In June, Emily Cor­coran, who is pursing a PhD in chem­istry, received career advice from Ei-​​ichi Negishi, who won the 2010 Nobel Prize in chemistry.

He told me to use good research as a spring­board for my own work,” said Cor­coran, whose career goal is to serve as a prin­cipal inves­ti­gator for a lab. “The trick is to apply pub­lished research to a new problem so that I can define a field for myself.”

Cor­coran was able to absorb Negishi’s words of wisdom first-​​hand because she was among more than 500 young researchers selected to attend the 61st Meeting of Nobel Lau­re­ates at Lindau, Ger­many — a yearly sci­en­tific con­fer­ence in which Nobel Prize win­ners in var­ious dis­ci­plines exchange ideas with doc­toral stu­dents from all over the world.

Sharing research and net­working with many of the sharpest minds in her field moti­vated and inspired Cor­coran, who called the meeting “really dif­ferent from any con­fer­ence I’ve ever attended.”

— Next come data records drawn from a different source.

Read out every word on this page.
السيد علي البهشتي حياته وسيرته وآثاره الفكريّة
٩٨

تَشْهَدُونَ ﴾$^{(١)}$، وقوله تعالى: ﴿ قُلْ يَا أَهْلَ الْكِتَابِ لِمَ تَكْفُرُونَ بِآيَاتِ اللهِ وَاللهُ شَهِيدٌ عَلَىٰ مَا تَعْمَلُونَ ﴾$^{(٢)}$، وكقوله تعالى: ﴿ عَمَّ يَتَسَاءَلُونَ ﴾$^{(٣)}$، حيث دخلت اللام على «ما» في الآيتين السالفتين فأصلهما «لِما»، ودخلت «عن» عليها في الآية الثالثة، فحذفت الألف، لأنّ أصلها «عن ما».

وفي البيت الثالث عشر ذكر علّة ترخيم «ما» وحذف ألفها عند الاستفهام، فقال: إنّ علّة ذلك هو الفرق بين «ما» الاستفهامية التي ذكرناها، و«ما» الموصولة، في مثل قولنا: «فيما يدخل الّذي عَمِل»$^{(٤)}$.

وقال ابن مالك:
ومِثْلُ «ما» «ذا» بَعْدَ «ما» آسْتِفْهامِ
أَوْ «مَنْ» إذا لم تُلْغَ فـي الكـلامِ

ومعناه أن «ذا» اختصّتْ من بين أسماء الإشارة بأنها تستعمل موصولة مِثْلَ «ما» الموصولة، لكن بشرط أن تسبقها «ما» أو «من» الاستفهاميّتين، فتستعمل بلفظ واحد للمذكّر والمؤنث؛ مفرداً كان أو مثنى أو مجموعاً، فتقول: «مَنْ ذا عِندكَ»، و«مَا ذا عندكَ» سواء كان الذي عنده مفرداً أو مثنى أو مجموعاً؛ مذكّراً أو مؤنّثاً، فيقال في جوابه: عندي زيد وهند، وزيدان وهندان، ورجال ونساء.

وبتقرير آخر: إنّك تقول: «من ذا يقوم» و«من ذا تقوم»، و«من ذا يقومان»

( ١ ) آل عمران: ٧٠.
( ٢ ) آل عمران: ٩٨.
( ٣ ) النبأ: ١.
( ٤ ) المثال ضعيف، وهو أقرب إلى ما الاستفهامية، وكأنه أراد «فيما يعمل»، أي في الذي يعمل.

As she put it, “I’ve never had so many good con­ver­sa­tions with super smart, intel­li­gent and driven sci­en­tists. It’s great to meet people who will even­tu­ally be your col­leagues for the rest of your life.”

At North­eastern, Cor­coran is designing mol­e­cules that could help physi­cians pin­point the exact loca­tion of can­cerous tumors in the human body.

Robert Hanson, Matthews Dis­tin­guished Pro­fessor of Bioor­ganic and Med­i­c­inal Chem­istry, praised her research, which is funded by a four-​​year, $2.4 mil­lion grant from the U.S. Depart­ment of Energy.

She’s doing all of the chem­istry on her own,” said Hanson, who serves as Corcoran’s fac­ulty advisor. “It’s one thing to write it all out on paper, but making things work in the lab is an entirely dif­ferent challenge.”

The con­fer­ence, he said, has boosted Corcoran’s con­fi­dence and shed light on the ways in which her research will impact the bio­med­ical community.

She can aim as high as she wants to in terms of a career path,” he said. “The next step for her is to con­sider what she wants to do with her research in order to accom­plish her tech­nical and intel­lec­tual goals.”